The biggest tax planning mistake

By Larissa Fernand |  04-02-19 | 
 

Wrongly attributed to Mark Twain, Benjamin Franklin, in a letter to Jean-Baptiste Leroy in 1789, which was re-printed in The Works of Benjamin Franklin, stated: "'In this world nothing can be said to be certain, except death and taxes."

No one likes paying taxes, but it's not like we have a choice. Having said that, it would be downright silly if we did not avail of all the tax breaks offered by the government.

Despite being aware of this aspect of our lives, it's interesting, and rather tragic, to see people hobble from one tax season to another.

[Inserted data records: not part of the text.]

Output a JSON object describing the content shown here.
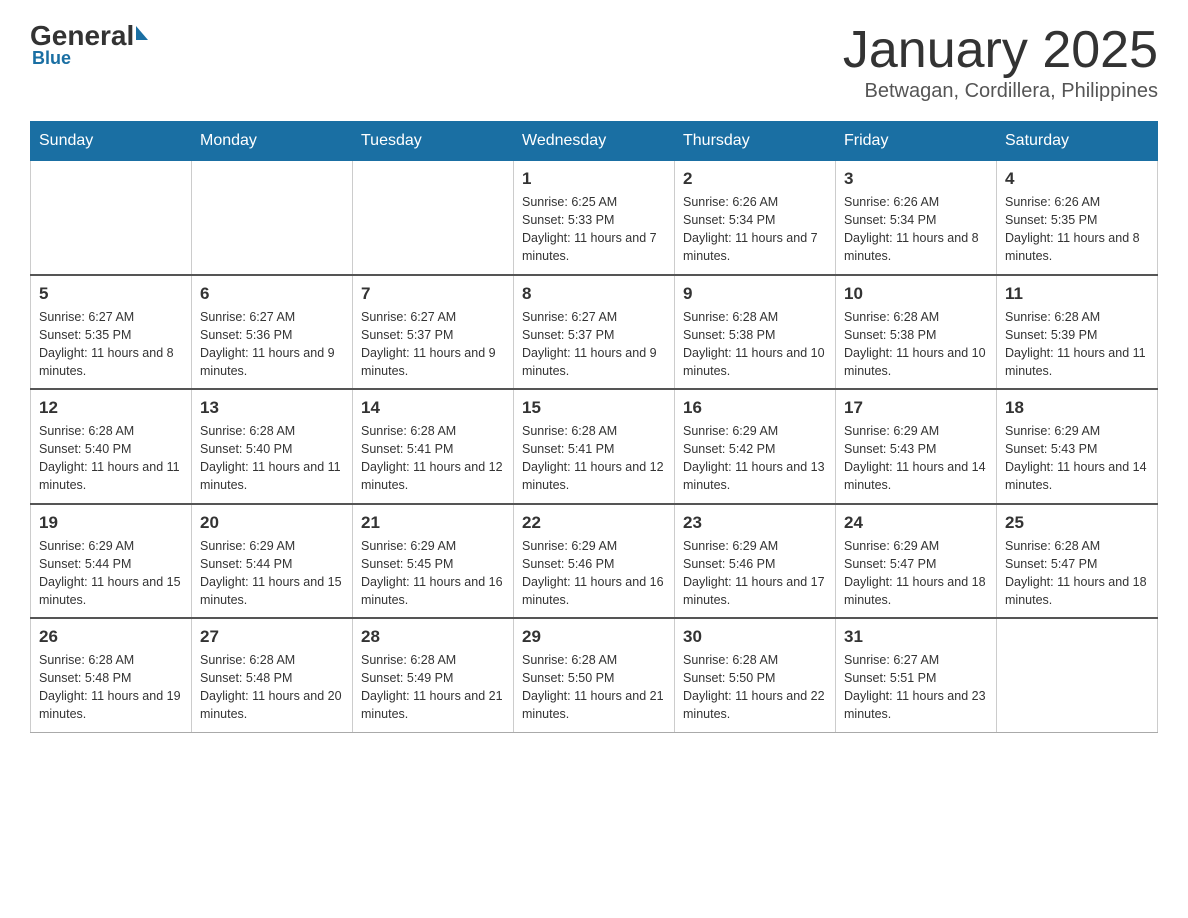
{
  "logo": {
    "general": "General",
    "blue": "Blue"
  },
  "title": "January 2025",
  "subtitle": "Betwagan, Cordillera, Philippines",
  "weekdays": [
    "Sunday",
    "Monday",
    "Tuesday",
    "Wednesday",
    "Thursday",
    "Friday",
    "Saturday"
  ],
  "weeks": [
    [
      null,
      null,
      null,
      {
        "day": "1",
        "sunrise": "6:25 AM",
        "sunset": "5:33 PM",
        "daylight": "11 hours and 7 minutes."
      },
      {
        "day": "2",
        "sunrise": "6:26 AM",
        "sunset": "5:34 PM",
        "daylight": "11 hours and 7 minutes."
      },
      {
        "day": "3",
        "sunrise": "6:26 AM",
        "sunset": "5:34 PM",
        "daylight": "11 hours and 8 minutes."
      },
      {
        "day": "4",
        "sunrise": "6:26 AM",
        "sunset": "5:35 PM",
        "daylight": "11 hours and 8 minutes."
      }
    ],
    [
      {
        "day": "5",
        "sunrise": "6:27 AM",
        "sunset": "5:35 PM",
        "daylight": "11 hours and 8 minutes."
      },
      {
        "day": "6",
        "sunrise": "6:27 AM",
        "sunset": "5:36 PM",
        "daylight": "11 hours and 9 minutes."
      },
      {
        "day": "7",
        "sunrise": "6:27 AM",
        "sunset": "5:37 PM",
        "daylight": "11 hours and 9 minutes."
      },
      {
        "day": "8",
        "sunrise": "6:27 AM",
        "sunset": "5:37 PM",
        "daylight": "11 hours and 9 minutes."
      },
      {
        "day": "9",
        "sunrise": "6:28 AM",
        "sunset": "5:38 PM",
        "daylight": "11 hours and 10 minutes."
      },
      {
        "day": "10",
        "sunrise": "6:28 AM",
        "sunset": "5:38 PM",
        "daylight": "11 hours and 10 minutes."
      },
      {
        "day": "11",
        "sunrise": "6:28 AM",
        "sunset": "5:39 PM",
        "daylight": "11 hours and 11 minutes."
      }
    ],
    [
      {
        "day": "12",
        "sunrise": "6:28 AM",
        "sunset": "5:40 PM",
        "daylight": "11 hours and 11 minutes."
      },
      {
        "day": "13",
        "sunrise": "6:28 AM",
        "sunset": "5:40 PM",
        "daylight": "11 hours and 11 minutes."
      },
      {
        "day": "14",
        "sunrise": "6:28 AM",
        "sunset": "5:41 PM",
        "daylight": "11 hours and 12 minutes."
      },
      {
        "day": "15",
        "sunrise": "6:28 AM",
        "sunset": "5:41 PM",
        "daylight": "11 hours and 12 minutes."
      },
      {
        "day": "16",
        "sunrise": "6:29 AM",
        "sunset": "5:42 PM",
        "daylight": "11 hours and 13 minutes."
      },
      {
        "day": "17",
        "sunrise": "6:29 AM",
        "sunset": "5:43 PM",
        "daylight": "11 hours and 14 minutes."
      },
      {
        "day": "18",
        "sunrise": "6:29 AM",
        "sunset": "5:43 PM",
        "daylight": "11 hours and 14 minutes."
      }
    ],
    [
      {
        "day": "19",
        "sunrise": "6:29 AM",
        "sunset": "5:44 PM",
        "daylight": "11 hours and 15 minutes."
      },
      {
        "day": "20",
        "sunrise": "6:29 AM",
        "sunset": "5:44 PM",
        "daylight": "11 hours and 15 minutes."
      },
      {
        "day": "21",
        "sunrise": "6:29 AM",
        "sunset": "5:45 PM",
        "daylight": "11 hours and 16 minutes."
      },
      {
        "day": "22",
        "sunrise": "6:29 AM",
        "sunset": "5:46 PM",
        "daylight": "11 hours and 16 minutes."
      },
      {
        "day": "23",
        "sunrise": "6:29 AM",
        "sunset": "5:46 PM",
        "daylight": "11 hours and 17 minutes."
      },
      {
        "day": "24",
        "sunrise": "6:29 AM",
        "sunset": "5:47 PM",
        "daylight": "11 hours and 18 minutes."
      },
      {
        "day": "25",
        "sunrise": "6:28 AM",
        "sunset": "5:47 PM",
        "daylight": "11 hours and 18 minutes."
      }
    ],
    [
      {
        "day": "26",
        "sunrise": "6:28 AM",
        "sunset": "5:48 PM",
        "daylight": "11 hours and 19 minutes."
      },
      {
        "day": "27",
        "sunrise": "6:28 AM",
        "sunset": "5:48 PM",
        "daylight": "11 hours and 20 minutes."
      },
      {
        "day": "28",
        "sunrise": "6:28 AM",
        "sunset": "5:49 PM",
        "daylight": "11 hours and 21 minutes."
      },
      {
        "day": "29",
        "sunrise": "6:28 AM",
        "sunset": "5:50 PM",
        "daylight": "11 hours and 21 minutes."
      },
      {
        "day": "30",
        "sunrise": "6:28 AM",
        "sunset": "5:50 PM",
        "daylight": "11 hours and 22 minutes."
      },
      {
        "day": "31",
        "sunrise": "6:27 AM",
        "sunset": "5:51 PM",
        "daylight": "11 hours and 23 minutes."
      },
      null
    ]
  ]
}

A young man recently informed me that he is amazed to see some professionals take a holistic view of the portfolio. With a little bit of prodding, he explained where he was coming from. This 33-year old has been earning decently for a few years and is in the highest tax bracket. He does not have a financial adviser and is “too lazy” to think of investments from the “portfolio perspective”. Rather, he just views it as tax saving. So he does his ritual between January and March, but he views it as an annual exercise.

This is the single biggest mistake investor makes when it comes to saving tax.

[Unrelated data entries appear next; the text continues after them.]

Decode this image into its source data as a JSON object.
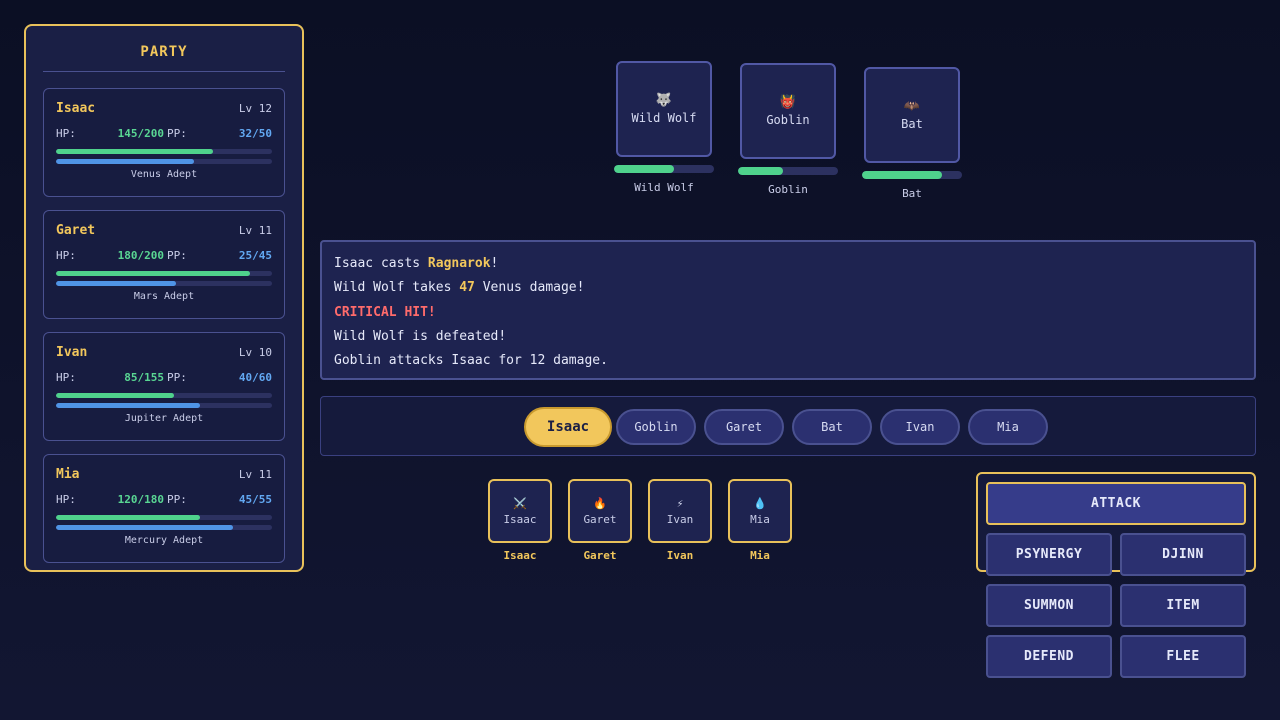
{
  "party": {
    "title": "PARTY",
    "members": [
      {
        "name": "Isaac",
        "level": "Lv 12",
        "hp_label": "HP:",
        "hp": "145/200",
        "pp_label": "PP:",
        "pp": "32/50",
        "hp_fraction": 0.725,
        "pp_fraction": 0.64,
        "class": "Venus Adept"
      },
      {
        "name": "Garet",
        "level": "Lv 11",
        "hp_label": "HP:",
        "hp": "180/200",
        "pp_label": "PP:",
        "pp": "25/45",
        "hp_fraction": 0.9,
        "pp_fraction": 0.556,
        "class": "Mars Adept"
      },
      {
        "name": "Ivan",
        "level": "Lv 10",
        "hp_label": "HP:",
        "hp": "85/155",
        "pp_label": "PP:",
        "pp": "40/60",
        "hp_fraction": 0.548,
        "pp_fraction": 0.667,
        "class": "Jupiter Adept"
      },
      {
        "name": "Mia",
        "level": "Lv 11",
        "hp_label": "HP:",
        "hp": "120/180",
        "pp_label": "PP:",
        "pp": "45/55",
        "hp_fraction": 0.667,
        "pp_fraction": 0.818,
        "class": "Mercury Adept"
      }
    ]
  },
  "enemies": [
    {
      "name": "Wild Wolf",
      "icon": "wolf-icon",
      "glyph": "🐺",
      "label": "Wild Wolf",
      "hp_fraction": 0.6
    },
    {
      "name": "Goblin",
      "icon": "goblin-icon",
      "glyph": "👹",
      "label": "Goblin",
      "hp_fraction": 0.45
    },
    {
      "name": "Bat",
      "icon": "bat-icon",
      "glyph": "🦇",
      "label": "Bat",
      "hp_fraction": 0.8
    }
  ],
  "log": {
    "line1_a": "Isaac casts ",
    "line1_b": "Ragnarok",
    "line1_c": "!",
    "line2_a": "Wild Wolf takes ",
    "line2_b": "47",
    "line2_c": " Venus damage!",
    "line3": "CRITICAL HIT!",
    "line4": "Wild Wolf is defeated!",
    "line5": "Goblin attacks Isaac for 12 damage."
  },
  "turn_order": [
    "Isaac",
    "Goblin",
    "Garet",
    "Bat",
    "Ivan",
    "Mia"
  ],
  "portraits": [
    {
      "name": "Isaac",
      "icon": "sword-icon",
      "glyph": "⚔️",
      "label": "Isaac"
    },
    {
      "name": "Garet",
      "icon": "fire-icon",
      "glyph": "🔥",
      "label": "Garet"
    },
    {
      "name": "Ivan",
      "icon": "lightning-icon",
      "glyph": "⚡",
      "label": "Ivan"
    },
    {
      "name": "Mia",
      "icon": "water-drop-icon",
      "glyph": "💧",
      "label": "Mia"
    }
  ],
  "commands": {
    "attack": "ATTACK",
    "psynergy": "PSYNERGY",
    "djinn": "DJINN",
    "summon": "SUMMON",
    "item": "ITEM",
    "defend": "DEFEND",
    "flee": "FLEE"
  },
  "colors": {
    "accent": "#f2c75c",
    "hp": "#4fd28c",
    "pp": "#4f94e6",
    "critical": "#ff6b6b"
  }
}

They make ad-hoc decisions at the fag end of the financial year, and the result is often a portfolio bloated with insurance policies or ULIPs.

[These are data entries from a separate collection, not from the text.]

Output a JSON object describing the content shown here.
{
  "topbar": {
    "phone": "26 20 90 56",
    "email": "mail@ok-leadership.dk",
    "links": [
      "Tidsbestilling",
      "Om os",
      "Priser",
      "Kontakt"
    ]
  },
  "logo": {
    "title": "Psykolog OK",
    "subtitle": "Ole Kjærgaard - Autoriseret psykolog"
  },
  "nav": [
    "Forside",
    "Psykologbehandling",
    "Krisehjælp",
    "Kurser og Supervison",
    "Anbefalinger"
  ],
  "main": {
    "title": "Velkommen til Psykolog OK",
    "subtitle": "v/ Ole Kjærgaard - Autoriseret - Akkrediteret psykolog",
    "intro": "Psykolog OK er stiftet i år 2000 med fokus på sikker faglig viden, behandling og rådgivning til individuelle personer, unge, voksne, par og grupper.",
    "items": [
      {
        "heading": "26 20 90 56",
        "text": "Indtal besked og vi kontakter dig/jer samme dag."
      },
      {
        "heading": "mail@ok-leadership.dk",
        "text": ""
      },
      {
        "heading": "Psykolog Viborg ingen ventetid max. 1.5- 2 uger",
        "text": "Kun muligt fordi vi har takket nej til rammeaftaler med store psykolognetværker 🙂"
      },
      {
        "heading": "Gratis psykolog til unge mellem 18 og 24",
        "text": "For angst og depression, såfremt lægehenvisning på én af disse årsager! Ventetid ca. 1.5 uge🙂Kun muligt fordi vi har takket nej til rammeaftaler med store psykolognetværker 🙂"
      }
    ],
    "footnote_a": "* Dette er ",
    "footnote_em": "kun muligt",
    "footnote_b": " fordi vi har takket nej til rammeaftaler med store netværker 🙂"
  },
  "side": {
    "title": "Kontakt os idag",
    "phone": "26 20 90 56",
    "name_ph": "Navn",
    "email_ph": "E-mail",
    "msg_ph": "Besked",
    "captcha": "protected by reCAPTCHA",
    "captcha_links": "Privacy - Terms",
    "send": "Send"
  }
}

Tax planning decisions should never be conducted in isolation. Instead, they should be driven by your overall financial goals and integrated with your total financial plan.

In a crazy dash to meet their Section 80C requirement, most investors opt for unit linked insurance plans, or ULIPs, and endowment plans, and often end up with products that are duplicated in their portfolio or do not suit their need. Life insurance should never be bought with the intention of saving tax. Tax saving is just one of the benefits that come along with it. The main benefit is the provision of finances in the case of death of the policy holder.

Approach tax saving with a holistic mindset. For instance, if your portfolio is heavily tilted towards fixed income instruments, it would not be wise to opt for an investment in National Savings Certificate, or NSC. Instead, think of an equity linked savings scheme, or ELSS.

A friend works for the government and all his investments are in his provident fund and fixed deposits of banks and post office. He has also invested in a house. It was worth noting that he had zero exposure to equity. In his case, a smart tax-saving investment would be ELSS. But I am not generalising here. If someone only invested in equity funds and stocks, then logically, the investments he should focus on are the fixed return ones that offer a tax break.

To go back to the point being made, you can make sensible decisions only if you take an integrated view of your investments and goals. If you are looking at tucking away money for over a decade, then definitely the Public Provident Fund, or PPF, would score. If you need the money in a few years, then the NSC would be a more suitable option.

If you want your money to work towards one goal, which is creating wealth, ensure that you approach it in this fashion.